Samarth Singh walked into the Jabalpur courtroom, shoes scuffed, eyes wide – a man who had vanished ten days after Twisha Sharma was found dead on May 12. He surrendered to the judges, just after pulling the anticipatory bail he’d filed in the High Court. The move feels more like a retreat than a plea for help. But the scene in the courtroom buzzed with the same tension that had enveloped the Bhopal suburb where Twisha’s body was discovered.
Twisha, 33, hung herself at her marital home in Katara Hills. Initial police chatter tipped it off as suicide, yet the whispers in the corridors painted a darker picture. Her WhatsApp chats with her mother spill raw detail: she felt trapped, whispered about mental harassment, and begged her mother to come home. The messages are a stark contrast to the tidy report that follows a death in a tight apartment.
Policemen brushed the ₹10,000 reward as a courtesy, then lifted it to ₹30,000 when they lost track of Samarth in the same day he vanished. That hike underscores their frustration. Police sources say the Special Investigation Team still can't get any straight answers out of him, and when he does speak, their doubts grow louder.

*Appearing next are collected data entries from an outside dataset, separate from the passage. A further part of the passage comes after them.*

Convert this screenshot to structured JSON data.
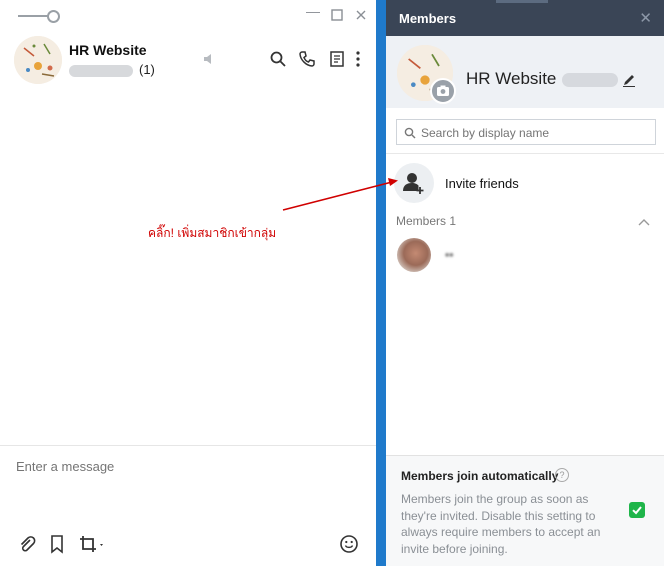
{
  "chat": {
    "title": "HR Website",
    "member_count": "(1)",
    "composer_placeholder": "Enter a message"
  },
  "annotation": {
    "text": "คลิ๊ก! เพิ่มสมาชิกเข้ากลุ่ม",
    "color": "#d00000"
  },
  "members_panel": {
    "title": "Members",
    "group_name": "HR Website",
    "search_placeholder": "Search by display name",
    "invite_label": "Invite friends",
    "members_heading": "Members 1",
    "member_name": "••",
    "auto_join_title": "Members join automatically",
    "auto_join_description": "Members join the group as soon as they're invited. Disable this setting to always require members to accept an invite before joining.",
    "auto_join_enabled": true
  },
  "colors": {
    "header_dark": "#3a4556",
    "accent_blue": "#1f7acb",
    "toggle_green": "#1fb54a"
  }
}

The story hasn't sealed itself. Victim‑savvy prosecutors are not taking their clues for granted. After being held in custody for seven days, they plan to bring Samarth to his own residence for a crime‑scene reconstruction, as if the house holds the truth needed to crack the case. They expect more than a lie. Yet Samarth's evasiveness suggests he still intends to outpace the scrutiny.
Meanwhile, the police posted a call for witnesses, and the social media thread over Twisha’s death exploded with speculation. Some claim the divorce papers were missing; others argue she was worried about a looming business deal. All these angles competition against the real question: Why would a man, suddenly resurfacing after a disappearance, keep the courtroom aghast, the SIT suspicious, and the truth locked behind a hushed wall?
Truth is, justice in Bhopal isn’t a straight line. The case twists back and forth, like a poorly capped kettle.